Use your favorite search engine and look for the term “debt consolidation.” You will see that there are thousands of web links to companies offering loans to people with bad credit.
What most people do when they consolidate their debt is really just moving their debt around, so you take your credit card debts, your car loans, your personal loans no credit check, your overdraft lines of credit, all your different debts, mostly non-tax-deductible debts, and combine them with your mortgage. Now there are certainly some advantages here. You’ll usually get a lower rate than those other debts, lower monthly payments and of course the fact that the mortgage is most likely tax-deductible.
Do not confuse debt counseling and debt relief. They are usually two different things. Debt relief is when people work with your creditors to get your debt paid off, and some even offer loans to pay it off, and then you pay them off. Some are for profit and some are non-profit. Debt counseling, on the other hand, should be just about teaching you how to manage your money so that your debt problems do not get worse, or so that you can remain debt free after you have gone through debt relief programs. Some companies offer both.
If you have excellent credit then you should get a correspondingly good rate. This is not always the case. You see, a loan is like any other good you buy in a shop; the vendor may try to get you to buy a pricier product. In the case of loans, this means a higher interest rate, additional insurance, or fees. And maybe life or health insurance on top of that. He knows you’ll likely not be ‘shopping’ with him again, so this may be his one-and-only chance to get as much out of you as possible.

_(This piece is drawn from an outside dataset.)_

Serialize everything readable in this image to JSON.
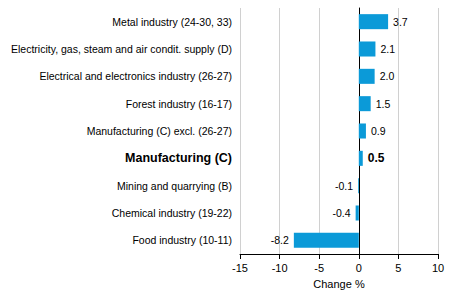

Most bankruptcy lawyers will offer free initial bankruptcy consultations with no obligations. Take advantage of this opportunity to find one you feel comfortable with and feel will treat your case with the care you’re entitled to. If you have already followed the first three points, when you go into see the bankruptcy lawyer you will be able to get a feel for his level of competence and commitment as he reviews your case. Don’t be afraid to shop around, selecting a lawyer is the most important part of the pre-filing process.